Once KPIs are established, there needs to be a way to track progress on goals. And of course, there needs to be recognition, communication, and rewards at the end to incentivize performance and get the teams celebrating together. Here’s how:
Creating easy-to-track KPIs:
First, people need clearly defined objectives to complete. If you’re going to ask someone to work hard, they need to know what to do, how to do it, and what importance it plays in the overall mission. Make these things clear.
These objectives or KPIs should be based upon whatever drives the most growth and success for the company. Don’t just base your metrics on whatever seems to be trendy or popular in other organizations.
KPIs should also be kept relatively simple and attainable.
Examples of KPIs include number of calls, revenue targets, demo requests, MQLs, SQLs, and so on. Each department will have their own. And if you have hired decent managers, then they’ll already know where to focus the effort in order to drive performance.
By setting these KPIs you allow your employees to know what is expected of them, while also giving them flexibility in how it gets done.
TIP: Nobody likes micromanagement, so try to allow each person to problem solve either individually or with coaching.
There is no purpose in setting goals if you do not set indicators of success. There is no winning team anywhere that sets goals but then fails to measure their progress towards those goals.
'There is no purpose in setting goals if you do not set indicators of success.'
Once the objectives are clear, you need to show progress in real-time. The days of posting reports or updates once-a-day or sending spreadsheets via email to update teams on performance are long over. People need to know how they are performing on their targets now.
Why is this so important? For one, it makes coaching much easier. Coaching should always be based on metrics rather than gut feeling. And the more closely you can tie behaviors to outcomes, the more likely you are to end up with a successful coaching strategy.
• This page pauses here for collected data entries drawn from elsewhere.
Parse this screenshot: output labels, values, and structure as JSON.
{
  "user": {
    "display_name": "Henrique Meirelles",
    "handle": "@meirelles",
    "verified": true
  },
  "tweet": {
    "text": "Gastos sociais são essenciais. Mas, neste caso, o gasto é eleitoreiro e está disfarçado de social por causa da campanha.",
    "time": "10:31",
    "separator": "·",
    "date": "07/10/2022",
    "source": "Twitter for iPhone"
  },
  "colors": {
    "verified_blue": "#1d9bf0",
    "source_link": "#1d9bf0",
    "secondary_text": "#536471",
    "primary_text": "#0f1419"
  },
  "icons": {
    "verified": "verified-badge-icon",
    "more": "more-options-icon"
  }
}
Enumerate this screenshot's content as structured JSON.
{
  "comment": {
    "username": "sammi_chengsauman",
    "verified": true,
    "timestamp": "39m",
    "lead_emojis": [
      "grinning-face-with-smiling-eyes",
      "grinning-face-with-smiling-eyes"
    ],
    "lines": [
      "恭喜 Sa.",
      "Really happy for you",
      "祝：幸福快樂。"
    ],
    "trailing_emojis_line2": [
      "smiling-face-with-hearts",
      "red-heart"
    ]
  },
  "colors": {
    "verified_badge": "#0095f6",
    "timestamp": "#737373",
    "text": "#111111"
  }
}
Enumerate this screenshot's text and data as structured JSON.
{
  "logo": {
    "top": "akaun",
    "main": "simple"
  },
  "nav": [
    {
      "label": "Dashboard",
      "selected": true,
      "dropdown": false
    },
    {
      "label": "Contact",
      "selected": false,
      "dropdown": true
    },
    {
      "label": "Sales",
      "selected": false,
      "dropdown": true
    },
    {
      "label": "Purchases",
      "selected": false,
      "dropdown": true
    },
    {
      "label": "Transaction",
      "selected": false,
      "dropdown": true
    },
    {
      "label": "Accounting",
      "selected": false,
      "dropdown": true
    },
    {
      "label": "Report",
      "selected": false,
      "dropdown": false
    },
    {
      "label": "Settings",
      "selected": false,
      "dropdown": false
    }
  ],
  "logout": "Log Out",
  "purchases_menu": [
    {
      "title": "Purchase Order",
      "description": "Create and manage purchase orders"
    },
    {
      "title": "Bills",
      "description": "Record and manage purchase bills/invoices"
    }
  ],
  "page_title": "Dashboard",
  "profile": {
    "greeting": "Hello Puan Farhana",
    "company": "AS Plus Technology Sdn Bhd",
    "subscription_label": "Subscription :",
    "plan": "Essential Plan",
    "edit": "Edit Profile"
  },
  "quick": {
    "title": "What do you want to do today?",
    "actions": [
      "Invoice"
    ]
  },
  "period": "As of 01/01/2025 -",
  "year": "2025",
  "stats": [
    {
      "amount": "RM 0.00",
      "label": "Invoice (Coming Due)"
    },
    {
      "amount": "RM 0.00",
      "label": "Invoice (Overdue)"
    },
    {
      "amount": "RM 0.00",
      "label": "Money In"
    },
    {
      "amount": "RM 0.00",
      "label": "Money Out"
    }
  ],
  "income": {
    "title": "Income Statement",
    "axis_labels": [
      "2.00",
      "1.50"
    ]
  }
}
In addition, using real-time data builds awareness and transparency on key goals. This awareness can be used to keep forward momentum going, rather than allowing it to slip away.
Colleagues’ performance and celebrating together enhances teamwork and inspires people.
It’s important to provide regular feedback on performance, even with modern software systems. While people may be able to see and understand their progress on goals, a manager still plays a vital role in influencing execution and refining the process.
A major problem with work is that for some reason, people act like you’re not supposed to celebrate achievements. We have this idea that work should be dry and boring… but does it have to be that way?
Celebrating the accomplishment of goals is a key step in building connections between co-workers. As they say, “the company that plays together, stays together”.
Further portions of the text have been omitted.